Fee-based primary care services increasing barriers to access, say officials of Ottawa based community health centre

By Andrea Bennett

Officials of a south end community health centre are speaking up following reports that an Ottawa based health clinic is charging patients a membership fee for access to a nurse practitioner.

Following some confusion related to the two clinics having similar names, Kelli Toner, executive director of South East Ottawa Community Health Centre, said they want to differentiate themselves from the South Keys Health Centre, and is reminding residents that they will not be changing to a fee-based healthcare model.

The South East Ottawa Community Health Centre is one of six community health centres in Ottawa, and one of over 100 across the province, said the executive director.

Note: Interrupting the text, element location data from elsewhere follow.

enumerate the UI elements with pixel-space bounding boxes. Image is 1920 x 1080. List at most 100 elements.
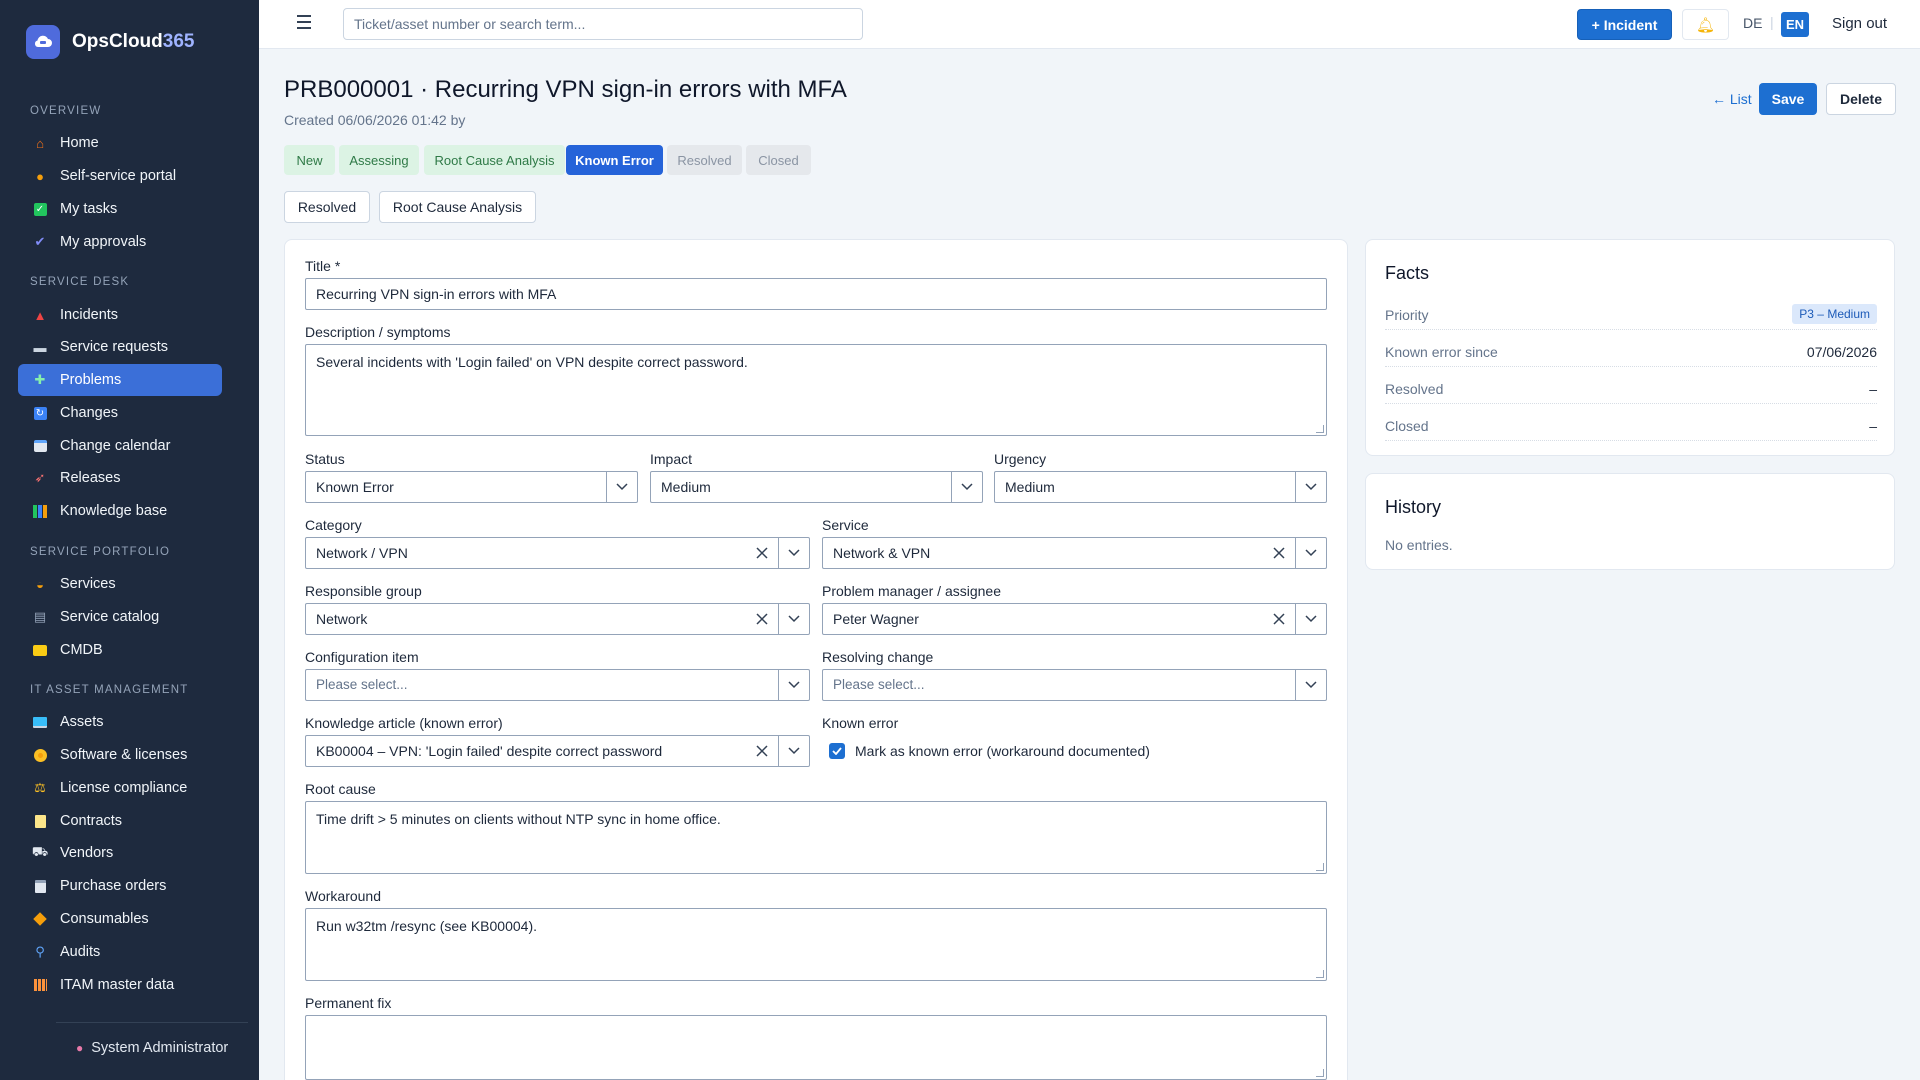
sign-out-link[interactable]: Sign out xyxy=(1832,15,1887,32)
sidebar-item-assets[interactable]: Assets xyxy=(18,706,222,738)
transition-resolved-button[interactable]: Resolved xyxy=(284,191,370,223)
sidebar-item-consumables[interactable]: Consumables xyxy=(18,903,222,935)
clear-icon[interactable] xyxy=(753,544,771,562)
sidebar-item-software-licenses[interactable]: Software & licenses xyxy=(18,739,222,771)
sidebar-item-my-tasks[interactable]: ✓ My tasks xyxy=(18,193,222,225)
chevron-down-icon xyxy=(778,736,809,766)
nav-section-itam: IT ASSET MANAGEMENT xyxy=(30,684,189,696)
language-de[interactable]: DE xyxy=(1743,15,1762,31)
bell-service-icon: ◒ xyxy=(36,576,44,592)
sidebar-item-itam-master-data[interactable]: ITAM master data xyxy=(18,969,222,1001)
root-cause-field[interactable]: Time drift > 5 minutes on clients withou… xyxy=(305,801,1327,874)
menu-toggle-icon[interactable] xyxy=(297,15,311,33)
problem-manager-label: Problem manager / assignee xyxy=(822,583,1001,599)
sidebar-item-my-approvals[interactable]: ✔ My approvals xyxy=(18,226,222,258)
sidebar-item-releases[interactable]: ➶ Releases xyxy=(18,462,222,494)
language-en[interactable]: EN xyxy=(1781,12,1809,37)
brand[interactable]: OpsCloud365 xyxy=(26,24,194,60)
chevron-down-icon xyxy=(951,472,982,502)
sidebar-item-changes[interactable]: ↻ Changes xyxy=(18,397,222,429)
clear-icon[interactable] xyxy=(1270,544,1288,562)
resolving-change-label: Resolving change xyxy=(822,649,934,665)
description-label: Description / symptoms xyxy=(305,324,451,340)
checkbox-icon: ✓ xyxy=(32,201,48,217)
sidebar-item-knowledge-base[interactable]: Knowledge base xyxy=(18,495,222,527)
cloud-logo-icon xyxy=(26,25,60,59)
fact-value: 07/06/2026 xyxy=(1806,344,1877,360)
permanent-fix-label: Permanent fix xyxy=(305,995,392,1011)
page-title: PRB000001 · Recurring VPN sign-in errors… xyxy=(284,76,847,103)
sidebar-item-services[interactable]: ◒ Services xyxy=(18,568,222,600)
known-error-label: Known error xyxy=(822,715,899,731)
status-select[interactable]: Known Error xyxy=(305,471,638,503)
transition-root-cause-button[interactable]: Root Cause Analysis xyxy=(379,191,536,223)
workaround-field[interactable]: Run w32tm /resync (see KB00004). xyxy=(305,908,1327,981)
sidebar-item-vendors[interactable]: ⛟ Vendors xyxy=(18,837,222,869)
clipboard-icon xyxy=(32,878,48,894)
workflow-step-closed[interactable]: Closed xyxy=(746,145,811,175)
permanent-fix-field[interactable] xyxy=(305,1015,1327,1080)
clear-icon[interactable] xyxy=(753,610,771,628)
new-incident-button[interactable]: + Incident xyxy=(1577,9,1672,40)
fact-row-resolved: Resolved – xyxy=(1385,374,1877,404)
sidebar-item-purchase-orders[interactable]: Purchase orders xyxy=(18,870,222,902)
category-select[interactable]: Network / VPN xyxy=(305,537,810,569)
delete-button[interactable]: Delete xyxy=(1826,83,1896,115)
user-pin-icon: ● xyxy=(76,1041,84,1055)
sidebar-divider xyxy=(56,1022,248,1023)
priority-badge: P3 – Medium xyxy=(1792,304,1877,324)
responsible-group-select[interactable]: Network xyxy=(305,603,810,635)
sidebar-item-incidents[interactable]: ▲ Incidents xyxy=(18,299,222,331)
title-field[interactable]: Recurring VPN sign-in errors with MFA xyxy=(305,278,1327,310)
problem-manager-select[interactable]: Peter Wagner xyxy=(822,603,1327,635)
description-field[interactable]: Several incidents with 'Login failed' on… xyxy=(305,344,1327,436)
current-user[interactable]: ● System Administrator xyxy=(76,1040,228,1056)
workflow-step-root-cause[interactable]: Root Cause Analysis xyxy=(424,145,565,175)
scales-icon: ⚖ xyxy=(34,780,46,795)
responsible-group-label: Responsible group xyxy=(305,583,422,599)
truck-icon: ⛟ xyxy=(31,844,49,859)
workflow-step-assessing[interactable]: Assessing xyxy=(339,145,419,175)
sidebar-item-self-service[interactable]: ● Self-service portal xyxy=(18,160,222,192)
sidebar-item-home[interactable]: ⌂ Home xyxy=(18,127,222,159)
checkbox-checked-icon[interactable] xyxy=(829,743,845,759)
workflow-step-resolved[interactable]: Resolved xyxy=(667,145,742,175)
chevron-down-icon xyxy=(778,604,809,634)
clear-icon[interactable] xyxy=(1270,610,1288,628)
chevron-down-icon xyxy=(1295,604,1326,634)
sidebar-item-service-requests[interactable]: ▬ Service requests xyxy=(18,331,222,363)
resolving-change-select[interactable]: Please select... xyxy=(822,669,1327,701)
knowledge-article-select[interactable]: KB00004 – VPN: 'Login failed' despite co… xyxy=(305,735,810,767)
sidebar-item-audits[interactable]: ⚲ Audits xyxy=(18,936,222,968)
chevron-down-icon xyxy=(1295,670,1326,700)
workflow-step-new[interactable]: New xyxy=(284,145,335,175)
chevron-down-icon xyxy=(778,538,809,568)
nav-section-service-desk: SERVICE DESK xyxy=(30,276,130,288)
clear-icon[interactable] xyxy=(753,742,771,760)
books-icon xyxy=(32,503,48,519)
document-icon xyxy=(32,813,48,829)
knowledge-article-label: Knowledge article (known error) xyxy=(305,715,503,731)
back-to-list-link[interactable]: ← List xyxy=(1712,91,1752,107)
sidebar-item-contracts[interactable]: Contracts xyxy=(18,805,222,837)
notifications-bell-icon[interactable]: 🔔︎ xyxy=(1682,9,1729,40)
page-subtitle: Created 06/06/2026 01:42 by xyxy=(284,112,466,128)
sidebar-item-change-calendar[interactable]: Change calendar xyxy=(18,430,222,462)
fact-key: Resolved xyxy=(1385,381,1444,397)
impact-label: Impact xyxy=(650,451,693,467)
configuration-item-select[interactable]: Please select... xyxy=(305,669,810,701)
save-button[interactable]: Save xyxy=(1759,83,1817,115)
urgency-select[interactable]: Medium xyxy=(994,471,1327,503)
workflow-step-known-error[interactable]: Known Error xyxy=(566,145,663,175)
sidebar-item-license-compliance[interactable]: ⚖ License compliance xyxy=(18,772,222,804)
inbox-icon: ▬ xyxy=(33,339,47,355)
magnifier-icon: ⚲ xyxy=(35,944,45,959)
service-select[interactable]: Network & VPN xyxy=(822,537,1327,569)
sidebar-item-problems[interactable]: ✚ Problems xyxy=(18,364,222,396)
impact-select[interactable]: Medium xyxy=(650,471,983,503)
chevron-down-icon xyxy=(1295,472,1326,502)
search-input[interactable] xyxy=(343,8,863,40)
known-error-checkbox[interactable]: Mark as known error (workaround document… xyxy=(829,743,1150,759)
sidebar-item-cmdb[interactable]: CMDB xyxy=(18,634,222,666)
sidebar-item-service-catalog[interactable]: ▤ Service catalog xyxy=(18,601,222,633)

“We’re a team-based model of care and work to serve communities that face barriers to accessing health care services,” explained Toner. “We seek out people in the community who have complex health needs and might need additional supports in order to be well.”

She goes on to say, the community health centre supports residents who don’t have access to a family doctor, including new Canadians and people who are struggling financially and unable to afford a subscription.

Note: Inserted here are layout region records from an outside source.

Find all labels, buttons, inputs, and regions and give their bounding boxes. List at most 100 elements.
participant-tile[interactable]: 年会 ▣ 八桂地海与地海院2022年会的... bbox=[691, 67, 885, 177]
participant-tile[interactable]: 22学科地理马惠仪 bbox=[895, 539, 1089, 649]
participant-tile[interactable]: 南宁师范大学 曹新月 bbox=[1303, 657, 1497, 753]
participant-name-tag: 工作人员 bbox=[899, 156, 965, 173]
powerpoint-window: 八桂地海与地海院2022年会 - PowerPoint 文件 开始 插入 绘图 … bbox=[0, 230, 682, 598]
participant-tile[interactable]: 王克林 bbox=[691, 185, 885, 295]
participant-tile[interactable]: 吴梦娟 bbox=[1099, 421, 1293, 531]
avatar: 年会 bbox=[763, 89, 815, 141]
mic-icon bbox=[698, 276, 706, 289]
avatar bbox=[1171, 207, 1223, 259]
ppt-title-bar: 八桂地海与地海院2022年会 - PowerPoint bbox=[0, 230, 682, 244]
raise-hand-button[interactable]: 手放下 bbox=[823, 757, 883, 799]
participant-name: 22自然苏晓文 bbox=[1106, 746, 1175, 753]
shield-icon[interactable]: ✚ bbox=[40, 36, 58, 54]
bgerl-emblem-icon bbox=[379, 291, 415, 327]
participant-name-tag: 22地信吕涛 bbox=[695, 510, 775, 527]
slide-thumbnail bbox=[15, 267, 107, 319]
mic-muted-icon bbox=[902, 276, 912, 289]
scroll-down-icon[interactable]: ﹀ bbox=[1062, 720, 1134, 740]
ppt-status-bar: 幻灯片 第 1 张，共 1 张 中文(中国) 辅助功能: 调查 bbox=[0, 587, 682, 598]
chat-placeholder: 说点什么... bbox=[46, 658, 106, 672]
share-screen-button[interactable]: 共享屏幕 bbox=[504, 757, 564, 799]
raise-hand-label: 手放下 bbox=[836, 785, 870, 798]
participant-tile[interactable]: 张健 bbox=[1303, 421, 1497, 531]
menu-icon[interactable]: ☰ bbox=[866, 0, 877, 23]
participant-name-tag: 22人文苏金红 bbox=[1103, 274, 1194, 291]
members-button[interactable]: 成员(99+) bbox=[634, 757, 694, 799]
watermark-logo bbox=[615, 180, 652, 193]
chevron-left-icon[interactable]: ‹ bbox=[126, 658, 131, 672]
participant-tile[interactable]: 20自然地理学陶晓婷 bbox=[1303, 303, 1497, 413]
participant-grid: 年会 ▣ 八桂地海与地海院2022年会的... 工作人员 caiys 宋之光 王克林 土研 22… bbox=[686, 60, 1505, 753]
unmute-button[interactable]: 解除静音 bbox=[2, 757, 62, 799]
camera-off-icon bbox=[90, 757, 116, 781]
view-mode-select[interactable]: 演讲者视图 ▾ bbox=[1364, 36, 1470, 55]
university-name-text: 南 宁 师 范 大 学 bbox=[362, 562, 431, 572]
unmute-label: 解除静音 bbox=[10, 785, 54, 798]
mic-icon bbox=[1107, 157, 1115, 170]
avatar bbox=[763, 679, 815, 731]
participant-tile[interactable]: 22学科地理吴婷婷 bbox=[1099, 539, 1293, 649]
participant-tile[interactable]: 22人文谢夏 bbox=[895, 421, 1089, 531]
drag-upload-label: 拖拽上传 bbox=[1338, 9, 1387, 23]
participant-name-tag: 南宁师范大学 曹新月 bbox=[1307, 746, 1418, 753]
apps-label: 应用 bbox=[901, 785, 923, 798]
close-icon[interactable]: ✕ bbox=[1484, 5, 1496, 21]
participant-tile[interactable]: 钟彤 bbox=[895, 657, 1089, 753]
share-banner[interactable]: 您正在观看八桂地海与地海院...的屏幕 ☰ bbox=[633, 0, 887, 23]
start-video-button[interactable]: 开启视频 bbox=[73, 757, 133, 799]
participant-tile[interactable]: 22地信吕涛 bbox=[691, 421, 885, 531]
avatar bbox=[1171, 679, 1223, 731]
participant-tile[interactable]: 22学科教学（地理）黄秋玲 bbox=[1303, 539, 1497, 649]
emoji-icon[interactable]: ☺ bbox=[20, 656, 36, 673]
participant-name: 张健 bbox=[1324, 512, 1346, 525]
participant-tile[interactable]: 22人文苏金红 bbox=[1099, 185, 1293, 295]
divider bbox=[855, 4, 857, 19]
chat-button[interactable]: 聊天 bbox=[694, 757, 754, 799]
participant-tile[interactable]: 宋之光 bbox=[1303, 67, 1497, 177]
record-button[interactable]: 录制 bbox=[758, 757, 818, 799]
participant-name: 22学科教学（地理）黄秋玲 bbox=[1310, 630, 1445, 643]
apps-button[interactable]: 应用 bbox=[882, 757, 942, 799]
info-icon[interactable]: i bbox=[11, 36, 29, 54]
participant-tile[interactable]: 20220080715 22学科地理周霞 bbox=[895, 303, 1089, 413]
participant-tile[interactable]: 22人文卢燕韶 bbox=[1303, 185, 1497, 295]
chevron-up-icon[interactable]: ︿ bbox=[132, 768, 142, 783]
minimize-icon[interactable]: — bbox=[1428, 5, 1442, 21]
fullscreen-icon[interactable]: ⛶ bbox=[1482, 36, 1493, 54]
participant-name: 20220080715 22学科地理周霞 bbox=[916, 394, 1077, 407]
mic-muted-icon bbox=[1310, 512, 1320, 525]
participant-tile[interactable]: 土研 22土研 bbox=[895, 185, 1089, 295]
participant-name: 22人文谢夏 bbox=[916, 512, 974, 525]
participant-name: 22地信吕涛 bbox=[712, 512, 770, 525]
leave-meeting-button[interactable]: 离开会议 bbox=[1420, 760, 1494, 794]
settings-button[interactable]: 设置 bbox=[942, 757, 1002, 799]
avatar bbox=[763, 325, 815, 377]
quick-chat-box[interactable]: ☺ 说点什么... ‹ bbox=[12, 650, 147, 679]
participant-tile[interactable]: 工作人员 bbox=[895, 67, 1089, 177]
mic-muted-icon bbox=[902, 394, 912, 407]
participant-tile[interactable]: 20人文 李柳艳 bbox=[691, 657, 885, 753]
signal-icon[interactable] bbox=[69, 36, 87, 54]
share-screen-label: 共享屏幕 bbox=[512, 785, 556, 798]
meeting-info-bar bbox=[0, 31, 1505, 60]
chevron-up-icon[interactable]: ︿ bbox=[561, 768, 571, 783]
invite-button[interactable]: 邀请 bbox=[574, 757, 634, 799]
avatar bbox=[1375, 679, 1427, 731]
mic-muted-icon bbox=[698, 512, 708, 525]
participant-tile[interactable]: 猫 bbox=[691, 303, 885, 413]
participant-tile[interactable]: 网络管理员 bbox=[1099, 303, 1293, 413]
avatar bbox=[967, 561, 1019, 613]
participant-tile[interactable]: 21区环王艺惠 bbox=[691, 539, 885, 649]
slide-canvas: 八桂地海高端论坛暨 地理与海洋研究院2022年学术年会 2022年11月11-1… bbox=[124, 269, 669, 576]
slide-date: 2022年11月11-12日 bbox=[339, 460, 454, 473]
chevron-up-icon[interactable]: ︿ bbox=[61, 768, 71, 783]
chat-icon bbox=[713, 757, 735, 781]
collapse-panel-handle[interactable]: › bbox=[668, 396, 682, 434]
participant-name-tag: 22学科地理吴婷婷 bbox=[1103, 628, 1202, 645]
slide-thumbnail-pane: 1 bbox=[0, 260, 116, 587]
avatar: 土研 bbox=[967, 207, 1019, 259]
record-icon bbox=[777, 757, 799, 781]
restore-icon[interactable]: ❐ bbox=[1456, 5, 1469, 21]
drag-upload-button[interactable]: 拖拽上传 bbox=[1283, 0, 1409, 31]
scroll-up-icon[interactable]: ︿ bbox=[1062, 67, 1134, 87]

“We have doctors, nurse practitioners, and a number of other disciplines under our roof that work together to provide holistic care in a way that’s breaking down those barriers,” added Toner.

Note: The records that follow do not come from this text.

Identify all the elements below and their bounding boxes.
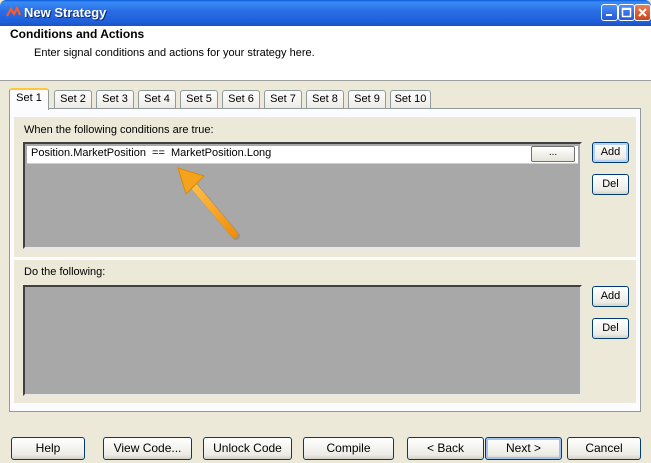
tab-set-3[interactable]: Set 3 <box>96 90 134 108</box>
actions-label: Do the following: <box>24 266 106 278</box>
condition-row[interactable]: Position.MarketPosition == MarketPositio… <box>27 146 578 164</box>
add-condition-button[interactable]: Add <box>592 142 629 163</box>
del-condition-button[interactable]: Del <box>592 174 629 195</box>
orange-arrow-icon <box>177 167 240 240</box>
page-title: Conditions and Actions <box>10 27 145 41</box>
view-code-button[interactable]: View Code... <box>103 437 192 460</box>
edit-condition-button[interactable]: ... <box>531 146 575 162</box>
conditions-label: When the following conditions are true: <box>24 124 214 136</box>
window-title: New Strategy <box>24 5 107 20</box>
tab-set-10[interactable]: Set 10 <box>390 90 431 108</box>
close-icon <box>638 8 647 17</box>
new-strategy-window: New Strategy Conditions and Actions Ente… <box>0 0 651 463</box>
condition-text: Position.MarketPosition == MarketPositio… <box>31 147 272 159</box>
tab-set-7[interactable]: Set 7 <box>264 90 302 108</box>
actions-group: Do the following: Add Del <box>14 260 636 403</box>
tab-set-2[interactable]: Set 2 <box>54 90 92 108</box>
tab-page-set-1: When the following conditions are true: … <box>9 108 641 412</box>
wizard-header: Conditions and Actions Enter signal cond… <box>0 26 651 81</box>
tab-set-9[interactable]: Set 9 <box>348 90 386 108</box>
page-subtitle: Enter signal conditions and actions for … <box>34 47 315 59</box>
del-action-button[interactable]: Del <box>592 318 629 339</box>
title-bar[interactable]: New Strategy <box>0 0 651 26</box>
tab-set-4[interactable]: Set 4 <box>138 90 176 108</box>
compile-button[interactable]: Compile <box>303 437 394 460</box>
help-button[interactable]: Help <box>11 437 85 460</box>
tab-set-6[interactable]: Set 6 <box>222 90 260 108</box>
back-button[interactable]: < Back <box>407 437 484 460</box>
unlock-code-button[interactable]: Unlock Code <box>203 437 292 460</box>
tab-set-5[interactable]: Set 5 <box>180 90 218 108</box>
tab-set-1[interactable]: Set 1 <box>9 88 49 110</box>
tab-set-8[interactable]: Set 8 <box>306 90 344 108</box>
maximize-icon <box>621 7 632 18</box>
maximize-button[interactable] <box>618 4 635 21</box>
add-action-button[interactable]: Add <box>592 286 629 307</box>
app-logo-icon <box>6 6 21 17</box>
minimize-button[interactable] <box>601 4 618 21</box>
actions-list[interactable] <box>23 285 582 396</box>
conditions-group: When the following conditions are true: … <box>14 117 636 257</box>
cancel-button[interactable]: Cancel <box>567 437 641 460</box>
next-button[interactable]: Next > <box>485 437 562 460</box>
close-button[interactable] <box>634 4 651 21</box>
minimize-icon <box>606 14 612 16</box>
conditions-list[interactable]: Position.MarketPosition == MarketPositio… <box>23 142 582 249</box>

Based on data collected by the community health centre, they’re serving populations with more complexities, including financial barriers.

According to Toner, on average, the health service has reduced emergency room visits across the city, and has proven to be effective in serving the community’s health needs, she pointed out.

Toner explained they’re seeking additional provincial funding to better serve Ottawa communities, in order to invest in team-based care that reduces barriers to access for low-income community members.

“We’re speaking up because of concerns around a two-tiered system that allows people who can pay to have access and people who can’t pay not to have access,” she added. “We know these kinds of models exacerbate issues around access and poor health outcomes overall.”

While Toner said she’s aware some clinics began charging a fee for service in recent weeks, she added that it’s important to raise concerns around this type of model and the impact it has our communities.

“We’re concerned about the number of people who are desperate for access to primary care who might try to sign up for a subscription like this that might not serve their needs,” she explained.

The community health centre’s executive director stressed the importance of mantaining primary care health models without barriers – and she told listeners that this model could further benefit our communties with an increase in resources and staff.

“There are providers in our community that would be able to do more and provide additional primary care access if they were given the teams they needed,” she pointed out. “There are other team-based primary care models in our community that do exceptional work and we need more to serve our population.”

While the province is investing $30 million this year and next into primary care, community health centres have submitted an investment request to the province, with the goal of expanding service as the healthcare system faces challenges, expressed Toner.

The South East Ottawa Community Health Centre is calling on the province to ramp up investments while many community members are without a family doctor.

“There have been substantive increases in mental illness and substance use challenges, housing and food security being key factors in people’s wellness,” she said. “The system was strained before the pandemic and additional investments in primary care should be happening sooner rather than later.”